Randy HamiltonMonitoring Aspen Using Remote Sensing

Randy Hamilton, Eric Nielsen, USDA Forest Service, Salt Lake City, UT, and Dale Bartos, USDA Forest Service, Logan, UT

Large acreages of aspen (Populus tremuloides) are and continuing to disappear from western forests due to successional decline and sudden aspen decline (SAD). Land managers, anxious to restore aspen ecosystems, are often hampered in their efforts by limited budgets and by a lack of defensible information on the location and condition of aspen. Modern remote sensing technologies can provide cost effective monitoring methods to obtain the needed information about aspen populations at multiple scales.
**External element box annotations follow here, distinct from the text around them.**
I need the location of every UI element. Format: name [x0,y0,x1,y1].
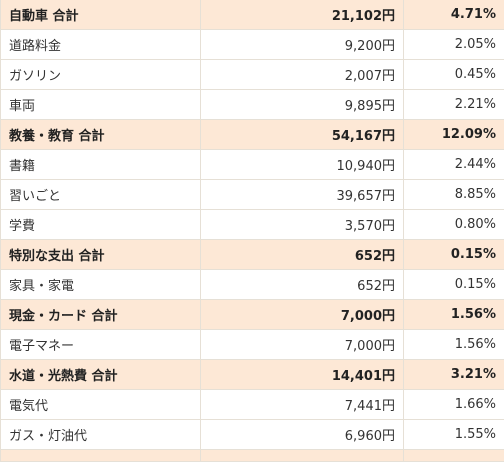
subcategory-percent: 1.56% [403,329,504,360]
subcategory-name: 道路料金 [0,29,201,60]
subcategory-name: 家具・家電 [0,269,201,300]
cut-off-cell [403,449,504,462]
subcategory-amount: 9,895円 [200,89,404,120]
cut-off-cell [200,449,404,462]
category-amount: 652円 [200,239,404,270]
subcategory-row: ガス・灯油代 6,960円 1.55% [0,419,504,450]
category-percent: 3.21% [403,359,504,390]
cut-off-cell [0,449,201,462]
subcategory-amount: 3,570円 [200,209,404,240]
subcategory-percent: 1.55% [403,419,504,450]
subcategory-name: 車両 [0,89,201,120]
subcategory-amount: 39,657円 [200,179,404,210]
subcategory-row: 習いごと 39,657円 8.85% [0,179,504,210]
category-percent: 12.09% [403,119,504,150]
subcategory-amount: 7,441円 [200,389,404,420]
subcategory-row: 電気代 7,441円 1.66% [0,389,504,420]
subcategory-row: 学費 3,570円 0.80% [0,209,504,240]
subcategory-percent: 0.15% [403,269,504,300]
subcategory-name: ガソリン [0,59,201,90]
category-amount: 54,167円 [200,119,404,150]
subcategory-row: 書籍 10,940円 2.44% [0,149,504,180]
subcategory-name: 書籍 [0,149,201,180]
expense-table-body: 自動車 合計 21,102円 4.71% 道路料金 9,200円 2.05% ガ… [0,0,504,462]
next-category-row-partial [0,449,504,462]
subcategory-percent: 2.44% [403,149,504,180]
category-total-row: 教養・教育 合計 54,167円 12.09% [0,119,504,150]
subcategory-name: 習いごと [0,179,201,210]
category-percent: 0.15% [403,239,504,270]
subcategory-name: 学費 [0,209,201,240]
subcategory-name: 電子マネー [0,329,201,360]
subcategory-percent: 2.05% [403,29,504,60]
category-total-row: 特別な支出 合計 652円 0.15% [0,239,504,270]
subcategory-amount: 652円 [200,269,404,300]
subcategory-amount: 9,200円 [200,29,404,60]
category-percent: 4.71% [403,0,504,30]
subcategory-percent: 1.66% [403,389,504,420]
subcategory-percent: 0.80% [403,209,504,240]
subcategory-row: 道路料金 9,200円 2.05% [0,29,504,60]
subcategory-percent: 8.85% [403,179,504,210]
subcategory-row: 家具・家電 652円 0.15% [0,269,504,300]
category-name: 特別な支出 合計 [0,239,201,270]
category-amount: 21,102円 [200,0,404,30]
category-total-row: 現金・カード 合計 7,000円 1.56% [0,299,504,330]
category-amount: 7,000円 [200,299,404,330]
subcategory-amount: 2,007円 [200,59,404,90]
subcategory-amount: 6,960円 [200,419,404,450]
subcategory-percent: 2.21% [403,89,504,120]
category-total-row: 自動車 合計 21,102円 4.71% [0,0,504,30]
subcategory-name: ガス・灯油代 [0,419,201,450]
category-percent: 1.56% [403,299,504,330]
subcategory-amount: 7,000円 [200,329,404,360]
subcategory-percent: 0.45% [403,59,504,90]
category-name: 教養・教育 合計 [0,119,201,150]
category-name: 自動車 合計 [0,0,201,30]
subcategory-name: 電気代 [0,389,201,420]
subcategory-amount: 10,940円 [200,149,404,180]
category-total-row: 水道・光熱費 合計 14,401円 3.21% [0,359,504,390]
category-name: 水道・光熱費 合計 [0,359,201,390]
subcategory-row: 車両 9,895円 2.21% [0,89,504,120]
category-amount: 14,401円 [200,359,404,390]
subcategory-row: ガソリン 2,007円 0.45% [0,59,504,90]
category-name: 現金・カード 合計 [0,299,201,330]
subcategory-row: 電子マネー 7,000円 1.56% [0,329,504,360]
expense-breakdown-table: 自動車 合計 21,102円 4.71% 道路料金 9,200円 2.05% ガ… [0,0,504,462]
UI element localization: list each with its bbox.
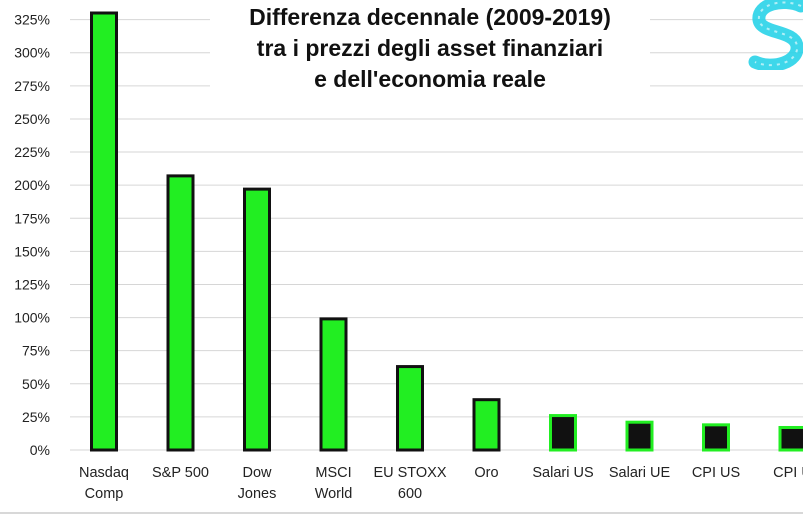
y-tick-label: 100% [14, 310, 50, 326]
bars [90, 11, 803, 452]
x-tick-label: EU STOXX 600 [373, 465, 446, 502]
chart-title-line-3: e dell'economia reale [314, 66, 546, 92]
y-tick-label: 275% [14, 78, 50, 94]
y-tick-label: 250% [14, 111, 50, 127]
bar [166, 174, 195, 452]
bottom-border [0, 512, 803, 514]
x-tick-label: Nasdaq Comp [79, 465, 129, 502]
y-tick-label: 0% [30, 442, 50, 458]
chart-title-line-1: Differenza decennale (2009-2019) [249, 4, 611, 30]
bar [319, 317, 348, 452]
bar [702, 423, 730, 452]
y-tick-label: 25% [22, 409, 50, 425]
x-tick-label: S&P 500 [152, 465, 209, 481]
x-tick-label: MSCI World [315, 465, 353, 502]
y-tick-label: 300% [14, 45, 50, 61]
brand-s-logo-icon [748, 0, 803, 70]
y-tick-label: 225% [14, 144, 50, 160]
bar [90, 11, 118, 452]
x-tick-label: CPI US [692, 465, 740, 481]
y-tick-label: 75% [22, 343, 50, 359]
bar [778, 425, 803, 452]
x-tick-label: Salari US [532, 465, 593, 481]
y-tick-label: 50% [22, 376, 50, 392]
x-tick-label: Dow Jones [238, 465, 277, 502]
x-axis-labels: Nasdaq Comp S&P 500 Dow Jones MSCI World EU STO… [79, 465, 803, 502]
x-tick-label: Oro [474, 465, 498, 481]
y-tick-label: 150% [14, 243, 50, 259]
chart-title-line-2: tra i prezzi degli asset finanziari [256, 35, 604, 61]
x-tick-label: CPI U [773, 465, 803, 481]
bar [472, 398, 501, 452]
y-tick-label: 325% [14, 12, 50, 28]
y-tick-label: 200% [14, 177, 50, 193]
bar [549, 414, 577, 452]
y-axis-ticks: 0% 25% 50% 75% 100% 125% 150% 175% 200% 225% 250% 2… [14, 12, 50, 458]
y-tick-label: 175% [14, 210, 50, 226]
y-tick-label: 125% [14, 276, 50, 292]
bar [625, 420, 654, 452]
x-tick-label: Salari UE [609, 465, 671, 481]
chart-title: Differenza decennale (2009-2019) tra i p… [210, 2, 650, 95]
bar [396, 365, 424, 452]
bar [243, 187, 271, 452]
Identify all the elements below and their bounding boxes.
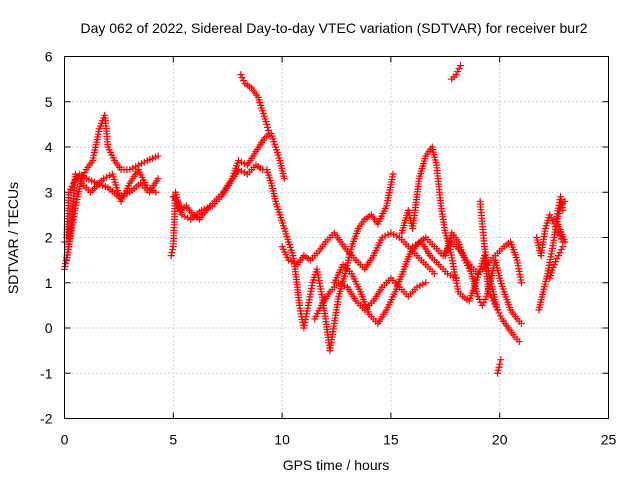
data-point bbox=[550, 261, 558, 269]
tick-labels: 0 5 10 15 20 25 -2 -1 0 1 2 3 4 5 6 bbox=[40, 49, 616, 448]
data-point bbox=[474, 292, 482, 300]
data-point bbox=[494, 306, 502, 314]
data-point bbox=[497, 356, 505, 364]
data-point bbox=[557, 246, 565, 254]
series-track-j bbox=[330, 238, 460, 327]
series-track-f bbox=[237, 71, 273, 137]
data-point bbox=[554, 252, 562, 260]
series-track-p bbox=[494, 356, 505, 377]
y-tick-label: 5 bbox=[45, 94, 53, 110]
data-point bbox=[452, 71, 460, 79]
data-point bbox=[264, 123, 272, 131]
x-tick-label: 20 bbox=[492, 432, 508, 448]
data-point bbox=[65, 188, 73, 196]
data-point bbox=[561, 197, 569, 205]
data-point bbox=[154, 152, 162, 160]
data-point bbox=[495, 309, 503, 317]
y-tick-label: 1 bbox=[45, 275, 53, 291]
data-point bbox=[455, 65, 463, 73]
data-point bbox=[547, 214, 555, 222]
data-point bbox=[280, 175, 288, 183]
series-track-s bbox=[546, 193, 569, 282]
data-point bbox=[559, 243, 567, 251]
series-track-c bbox=[63, 166, 160, 264]
series-track-g bbox=[263, 166, 397, 355]
y-tick-label: 6 bbox=[45, 49, 53, 65]
series-track-a bbox=[61, 111, 162, 273]
data-point bbox=[167, 252, 175, 260]
data-point bbox=[517, 279, 525, 287]
data-point bbox=[264, 126, 272, 134]
data-point bbox=[422, 279, 430, 287]
data-point bbox=[496, 360, 504, 368]
x-tick-label: 10 bbox=[274, 432, 290, 448]
data-point bbox=[552, 258, 560, 266]
data-point bbox=[480, 298, 488, 306]
y-axis-label: SDTVAR / TECUs bbox=[5, 182, 21, 294]
data-point bbox=[556, 249, 564, 257]
y-tick-label: 0 bbox=[45, 320, 53, 336]
series-track-i bbox=[311, 274, 430, 323]
y-tick-label: 2 bbox=[45, 230, 53, 246]
series-track-m bbox=[441, 229, 525, 327]
series-track-d bbox=[167, 129, 288, 260]
data-point bbox=[238, 74, 246, 82]
data-point bbox=[494, 369, 502, 377]
x-tick-label: 25 bbox=[601, 432, 617, 448]
data-point bbox=[496, 312, 504, 320]
series-track-l bbox=[409, 234, 525, 287]
data-point bbox=[240, 77, 248, 85]
x-axis-label: GPS time / hours bbox=[283, 457, 390, 473]
data-point bbox=[237, 71, 245, 79]
data-point bbox=[169, 246, 177, 254]
x-tick-label: 0 bbox=[61, 432, 69, 448]
data-point bbox=[66, 185, 74, 193]
data-points bbox=[61, 62, 569, 377]
data-point bbox=[495, 363, 503, 371]
x-tick-label: 15 bbox=[383, 432, 399, 448]
series-track-n bbox=[476, 197, 502, 314]
y-tick-label: -1 bbox=[40, 365, 53, 381]
data-point bbox=[454, 68, 462, 76]
series-track-e bbox=[169, 161, 267, 223]
series-track-o bbox=[448, 62, 465, 83]
data-point bbox=[168, 249, 176, 257]
data-point bbox=[517, 319, 525, 327]
data-point bbox=[457, 62, 465, 70]
data-point bbox=[430, 270, 438, 278]
data-point bbox=[546, 211, 554, 219]
data-point bbox=[553, 255, 561, 263]
data-point bbox=[263, 120, 271, 128]
data-point bbox=[152, 188, 160, 196]
y-tick-label: 4 bbox=[45, 139, 53, 155]
plot-frame bbox=[64, 56, 609, 419]
data-point bbox=[389, 170, 397, 178]
y-tick-label: 3 bbox=[45, 184, 53, 200]
data-point bbox=[515, 338, 523, 346]
data-point bbox=[494, 366, 502, 374]
chart-title: Day 062 of 2022, Sidereal Day-to-day VTE… bbox=[80, 20, 587, 36]
data-point bbox=[481, 295, 489, 303]
data-point bbox=[559, 206, 567, 214]
x-tick-label: 5 bbox=[169, 432, 177, 448]
y-tick-label: -2 bbox=[40, 411, 53, 427]
data-point bbox=[265, 129, 273, 137]
data-point bbox=[154, 175, 162, 183]
data-point bbox=[478, 301, 486, 309]
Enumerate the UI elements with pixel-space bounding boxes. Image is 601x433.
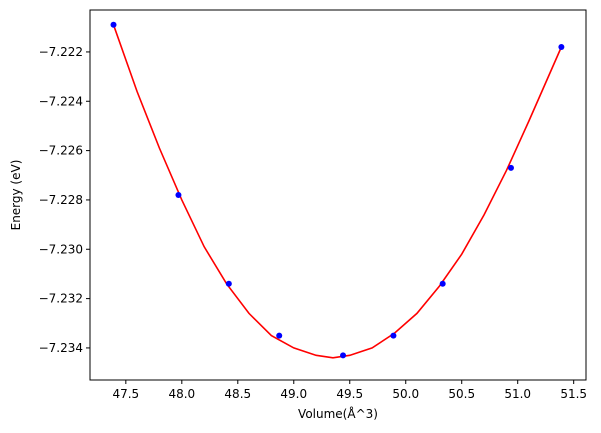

For example, a computer automated technique which compares historic Landsat satellite imagery with current imagery shows resource managers areas of the greatest aspen decline. This procedure was implemented for a study area located on Cedar Mountain, southeast of Cedar City, Utah. The map produced by this technique will help land managers identify and prioritize areas for potential treatments. Strata formed by the map allow resource managers to efficiently sample the area with field or photo-interpreted plots to derive defensible information about the change that has occurred. Similar techniques can also be applied to track the response of aspen to treatments. In addition to monitoring change in aspen abundance, remote sensing also provides an efficient way to map and quantify existing aspen, providing defensible information to support restoration activities and establishing a baseline for future monitoring.